Jackie’s Education

At Home and Abroad

“…an opportunity to go to teach economics in west Africa.”

“Englewood is a town that I used to describe as 50% Black, 50% white, and half of the whites were Jewish. That's how you can describe my high school. I had friends who were African American, half the school was African American, so I feel like I grew up in a time where I knew people who came from different backgrounds from me."

"So, I went to high school in Englewood, New Jersey. It was a very good high school at the time. I went to Tufts University, at the time it was Jackson College, it was still a women’s college when I applied. And as I said, I always wanted to take my junior year abroad, so I studied in England for my junior year. I still have friends from the apartment I lived in there. And I was studying mathematics; to start with I thought I wanted to be a mathematician and I learned very quickly that I did not have a head for abstract math, but you could apply math to economics."

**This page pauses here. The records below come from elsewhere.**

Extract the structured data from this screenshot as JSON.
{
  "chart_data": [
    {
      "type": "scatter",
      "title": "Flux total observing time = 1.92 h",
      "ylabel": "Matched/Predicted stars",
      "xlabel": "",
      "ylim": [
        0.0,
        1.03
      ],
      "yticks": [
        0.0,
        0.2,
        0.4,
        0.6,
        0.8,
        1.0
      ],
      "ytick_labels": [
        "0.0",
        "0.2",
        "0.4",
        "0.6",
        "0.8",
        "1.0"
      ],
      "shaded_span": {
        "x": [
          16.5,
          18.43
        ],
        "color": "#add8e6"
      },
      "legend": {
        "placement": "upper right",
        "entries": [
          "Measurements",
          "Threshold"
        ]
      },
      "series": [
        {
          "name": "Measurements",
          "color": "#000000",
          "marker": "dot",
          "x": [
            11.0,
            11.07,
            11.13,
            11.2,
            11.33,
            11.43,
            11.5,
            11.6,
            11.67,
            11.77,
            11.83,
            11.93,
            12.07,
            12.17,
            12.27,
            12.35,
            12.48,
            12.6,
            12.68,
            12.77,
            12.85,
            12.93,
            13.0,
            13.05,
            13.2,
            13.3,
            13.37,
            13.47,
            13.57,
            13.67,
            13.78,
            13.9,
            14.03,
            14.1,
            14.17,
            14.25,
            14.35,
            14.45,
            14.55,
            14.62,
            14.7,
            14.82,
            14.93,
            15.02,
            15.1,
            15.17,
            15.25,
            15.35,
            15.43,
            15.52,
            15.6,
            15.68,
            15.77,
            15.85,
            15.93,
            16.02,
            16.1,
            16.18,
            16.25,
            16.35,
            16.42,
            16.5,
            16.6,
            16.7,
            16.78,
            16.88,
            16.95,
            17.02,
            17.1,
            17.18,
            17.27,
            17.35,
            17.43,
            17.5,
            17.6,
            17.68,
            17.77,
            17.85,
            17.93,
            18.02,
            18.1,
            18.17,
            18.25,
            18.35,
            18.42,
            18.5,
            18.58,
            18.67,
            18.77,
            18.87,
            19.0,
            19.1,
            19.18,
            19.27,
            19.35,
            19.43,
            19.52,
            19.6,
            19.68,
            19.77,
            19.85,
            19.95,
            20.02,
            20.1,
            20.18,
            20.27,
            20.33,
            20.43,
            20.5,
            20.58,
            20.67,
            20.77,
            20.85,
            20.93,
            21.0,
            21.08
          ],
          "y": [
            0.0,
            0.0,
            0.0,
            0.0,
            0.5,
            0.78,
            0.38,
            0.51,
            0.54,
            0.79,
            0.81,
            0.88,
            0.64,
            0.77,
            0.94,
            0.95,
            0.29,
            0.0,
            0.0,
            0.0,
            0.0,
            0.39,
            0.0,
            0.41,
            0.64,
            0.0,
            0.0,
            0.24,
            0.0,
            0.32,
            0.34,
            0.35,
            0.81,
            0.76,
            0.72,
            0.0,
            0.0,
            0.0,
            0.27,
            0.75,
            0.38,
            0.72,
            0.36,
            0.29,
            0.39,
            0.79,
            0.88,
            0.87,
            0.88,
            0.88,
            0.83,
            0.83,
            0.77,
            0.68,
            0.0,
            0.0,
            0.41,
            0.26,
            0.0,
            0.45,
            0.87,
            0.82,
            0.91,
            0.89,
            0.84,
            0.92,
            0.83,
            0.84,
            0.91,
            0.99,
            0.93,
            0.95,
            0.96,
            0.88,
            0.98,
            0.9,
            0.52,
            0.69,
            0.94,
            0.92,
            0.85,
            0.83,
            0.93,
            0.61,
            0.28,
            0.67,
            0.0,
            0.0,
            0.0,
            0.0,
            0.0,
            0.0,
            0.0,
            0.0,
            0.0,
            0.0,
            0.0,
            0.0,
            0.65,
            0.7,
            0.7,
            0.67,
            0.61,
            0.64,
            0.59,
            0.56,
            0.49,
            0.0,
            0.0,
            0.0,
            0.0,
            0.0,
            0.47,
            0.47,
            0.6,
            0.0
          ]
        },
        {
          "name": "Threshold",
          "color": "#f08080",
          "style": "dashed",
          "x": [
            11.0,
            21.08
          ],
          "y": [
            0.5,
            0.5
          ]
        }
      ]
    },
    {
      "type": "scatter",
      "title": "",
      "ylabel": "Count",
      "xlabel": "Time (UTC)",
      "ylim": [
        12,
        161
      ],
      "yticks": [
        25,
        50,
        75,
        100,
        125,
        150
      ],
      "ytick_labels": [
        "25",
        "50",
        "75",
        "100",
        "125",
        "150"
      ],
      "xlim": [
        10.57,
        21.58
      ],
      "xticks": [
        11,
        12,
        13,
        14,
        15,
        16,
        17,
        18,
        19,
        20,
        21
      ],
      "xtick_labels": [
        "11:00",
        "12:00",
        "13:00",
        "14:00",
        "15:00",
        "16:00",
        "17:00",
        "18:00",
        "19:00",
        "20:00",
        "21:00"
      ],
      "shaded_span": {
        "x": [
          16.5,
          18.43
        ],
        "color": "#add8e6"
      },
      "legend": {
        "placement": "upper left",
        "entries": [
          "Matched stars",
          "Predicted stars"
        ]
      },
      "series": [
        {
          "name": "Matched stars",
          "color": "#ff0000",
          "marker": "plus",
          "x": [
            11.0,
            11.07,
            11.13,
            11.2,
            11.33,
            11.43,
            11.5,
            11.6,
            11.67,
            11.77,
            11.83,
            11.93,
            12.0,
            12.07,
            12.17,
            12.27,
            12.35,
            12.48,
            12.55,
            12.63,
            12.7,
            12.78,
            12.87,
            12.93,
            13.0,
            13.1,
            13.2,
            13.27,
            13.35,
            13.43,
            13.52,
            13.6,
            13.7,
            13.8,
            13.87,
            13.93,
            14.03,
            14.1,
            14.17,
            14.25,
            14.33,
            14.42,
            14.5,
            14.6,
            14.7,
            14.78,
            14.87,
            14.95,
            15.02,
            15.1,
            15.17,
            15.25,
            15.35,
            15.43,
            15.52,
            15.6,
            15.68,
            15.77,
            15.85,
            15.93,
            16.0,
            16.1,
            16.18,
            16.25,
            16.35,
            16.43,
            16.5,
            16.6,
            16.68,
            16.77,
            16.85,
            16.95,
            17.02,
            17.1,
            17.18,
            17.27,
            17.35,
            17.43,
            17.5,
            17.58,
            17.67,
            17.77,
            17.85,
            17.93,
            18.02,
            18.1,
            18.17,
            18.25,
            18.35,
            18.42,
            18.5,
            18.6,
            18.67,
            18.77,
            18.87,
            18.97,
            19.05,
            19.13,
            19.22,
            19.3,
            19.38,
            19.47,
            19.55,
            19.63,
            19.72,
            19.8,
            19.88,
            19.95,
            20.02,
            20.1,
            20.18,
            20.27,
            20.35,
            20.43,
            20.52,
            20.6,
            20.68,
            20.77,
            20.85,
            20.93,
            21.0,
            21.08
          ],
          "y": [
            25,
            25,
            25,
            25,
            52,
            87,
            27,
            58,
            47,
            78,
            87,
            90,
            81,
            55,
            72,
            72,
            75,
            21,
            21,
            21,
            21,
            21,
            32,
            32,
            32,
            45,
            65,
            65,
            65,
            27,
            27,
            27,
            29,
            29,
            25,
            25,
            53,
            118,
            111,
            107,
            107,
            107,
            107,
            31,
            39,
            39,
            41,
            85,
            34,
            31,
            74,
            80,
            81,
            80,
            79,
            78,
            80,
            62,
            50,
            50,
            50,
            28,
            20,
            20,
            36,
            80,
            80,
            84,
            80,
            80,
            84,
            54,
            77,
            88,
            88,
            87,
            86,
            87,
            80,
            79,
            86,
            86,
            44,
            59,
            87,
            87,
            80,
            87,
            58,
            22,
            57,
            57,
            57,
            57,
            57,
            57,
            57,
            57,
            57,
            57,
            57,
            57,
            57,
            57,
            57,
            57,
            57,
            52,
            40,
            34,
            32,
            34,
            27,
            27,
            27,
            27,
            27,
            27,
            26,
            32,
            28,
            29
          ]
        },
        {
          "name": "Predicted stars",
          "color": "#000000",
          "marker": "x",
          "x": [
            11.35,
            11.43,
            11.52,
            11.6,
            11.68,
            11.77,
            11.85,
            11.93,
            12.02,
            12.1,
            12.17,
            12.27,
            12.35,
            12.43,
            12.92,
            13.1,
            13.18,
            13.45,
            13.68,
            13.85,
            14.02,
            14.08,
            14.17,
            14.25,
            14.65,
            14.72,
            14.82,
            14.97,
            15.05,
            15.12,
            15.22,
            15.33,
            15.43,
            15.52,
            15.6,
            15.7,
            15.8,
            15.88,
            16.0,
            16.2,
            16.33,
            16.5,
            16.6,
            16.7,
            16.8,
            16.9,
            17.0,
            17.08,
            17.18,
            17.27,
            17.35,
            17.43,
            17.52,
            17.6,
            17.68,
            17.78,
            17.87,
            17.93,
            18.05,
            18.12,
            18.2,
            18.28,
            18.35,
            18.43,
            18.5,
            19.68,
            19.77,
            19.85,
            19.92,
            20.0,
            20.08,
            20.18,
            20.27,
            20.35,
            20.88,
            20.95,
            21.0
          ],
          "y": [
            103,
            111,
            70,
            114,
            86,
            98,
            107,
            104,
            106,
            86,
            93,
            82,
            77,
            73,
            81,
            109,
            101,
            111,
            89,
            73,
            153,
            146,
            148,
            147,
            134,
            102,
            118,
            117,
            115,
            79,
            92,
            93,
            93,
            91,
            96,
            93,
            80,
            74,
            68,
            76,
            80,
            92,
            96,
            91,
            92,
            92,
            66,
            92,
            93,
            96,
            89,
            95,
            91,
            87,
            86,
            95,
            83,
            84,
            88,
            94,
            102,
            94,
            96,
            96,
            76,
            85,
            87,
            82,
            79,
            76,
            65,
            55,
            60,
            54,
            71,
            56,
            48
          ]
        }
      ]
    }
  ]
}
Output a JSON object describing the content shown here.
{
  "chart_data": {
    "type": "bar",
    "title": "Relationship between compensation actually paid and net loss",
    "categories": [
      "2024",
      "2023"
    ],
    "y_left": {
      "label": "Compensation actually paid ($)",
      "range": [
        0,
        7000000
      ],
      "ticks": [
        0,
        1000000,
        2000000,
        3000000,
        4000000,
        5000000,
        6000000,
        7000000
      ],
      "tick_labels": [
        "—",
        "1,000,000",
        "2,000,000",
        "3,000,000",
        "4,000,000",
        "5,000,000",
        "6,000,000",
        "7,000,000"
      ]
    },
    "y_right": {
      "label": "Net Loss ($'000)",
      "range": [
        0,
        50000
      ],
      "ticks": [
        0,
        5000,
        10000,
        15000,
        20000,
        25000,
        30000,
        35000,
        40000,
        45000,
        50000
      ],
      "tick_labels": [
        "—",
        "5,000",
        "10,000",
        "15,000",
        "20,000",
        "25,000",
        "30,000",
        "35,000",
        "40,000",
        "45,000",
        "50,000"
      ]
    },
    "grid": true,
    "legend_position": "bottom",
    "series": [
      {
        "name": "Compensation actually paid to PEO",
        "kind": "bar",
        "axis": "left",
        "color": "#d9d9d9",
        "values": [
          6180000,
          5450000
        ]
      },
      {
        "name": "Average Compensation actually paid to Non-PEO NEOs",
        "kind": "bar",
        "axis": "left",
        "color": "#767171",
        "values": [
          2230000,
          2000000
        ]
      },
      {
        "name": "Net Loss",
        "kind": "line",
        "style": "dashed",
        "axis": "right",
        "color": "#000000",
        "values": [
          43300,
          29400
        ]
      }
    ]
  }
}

“I wanted to be a development economist and you know I went to graduate school and got a PhD in economics and my two areas of interest were developing countries, international economics, monetary policy, etc. So, you know when I had the opportunity to decide what I wanted to do my dissertation on, I had some colleagues who had all lived in Africa and done research and I got really interested in doing that and fortunately was given an opportunity to go to teach economics in west Africa and to work on my dissertation. It was a really, really fascinating experience, it was particularly interesting, it was a time when the U.N had just passed the Anti-Zionist Resolution (the rejection of Jewish nationhood and the right to self-determination), and I was living in what was then Upper Volta and is now Burkina Faso, and somebody, I lived in the bush for a while, and a chief in a village up the road had heard that there was an Israeli American Woman living in the town I was in. And the Israeli part was that the Israelis had worked in Upper Volta to sort of help teach about agriculture and irrigation and things like that and so he got curious and actually invited me for lunch one day. And I remember he like made this big toast to the Israelis, at a time when the Upper Volta government was, you know, wanting to kick Israel out of the U.N. So I sort of, I don’t know, I had this consciousness of a kind of difference, and I was interested in helping developing countries feed themselves. I remember, while I was there, that I didn’t think as a 27- or 28-year-old woman I should be telling developing country governments what to do which was the only way you could be an economist at that time. So I eventually changed fields, I think the field that I’ve been in which is organizational development and coaching is a sort of organizational version of making the world a better place.”

Editor’s Note: In 1963, Jackie’s family moved south of Chicago. Two years later, they moved to Englewood, New Jersey, where Jackie grew up and went to high school. Jackie described Englewood as having a decently sized Jewish population. Jackie and her family joined one of the three main synagogues in the Englewood area and attended Sunday school. Jackie and her family felt at home in an area where being Jewish did not necessarily put you in the minority. Although Jackie's childhood experience was of an integrated town with a balance of white and Black residents, Englewood underwent significant demographic changes in the 1980s during which many white residents left the town and the school system became majority Black. Parents of students from Englewood Cliffs, which had a historical sending/receiving relationship with Englewood, fought court battles to stop their kids from being sent to Englewood for high school. In the early 2000s, an experimental magnet program which created the "Academies at Englewood" sharing the campus of Dwight Morrow High School led to protests over unequal access to resources and opportunities for students. Challenges over equity and desegregation in Englewood schools remain as of 2023.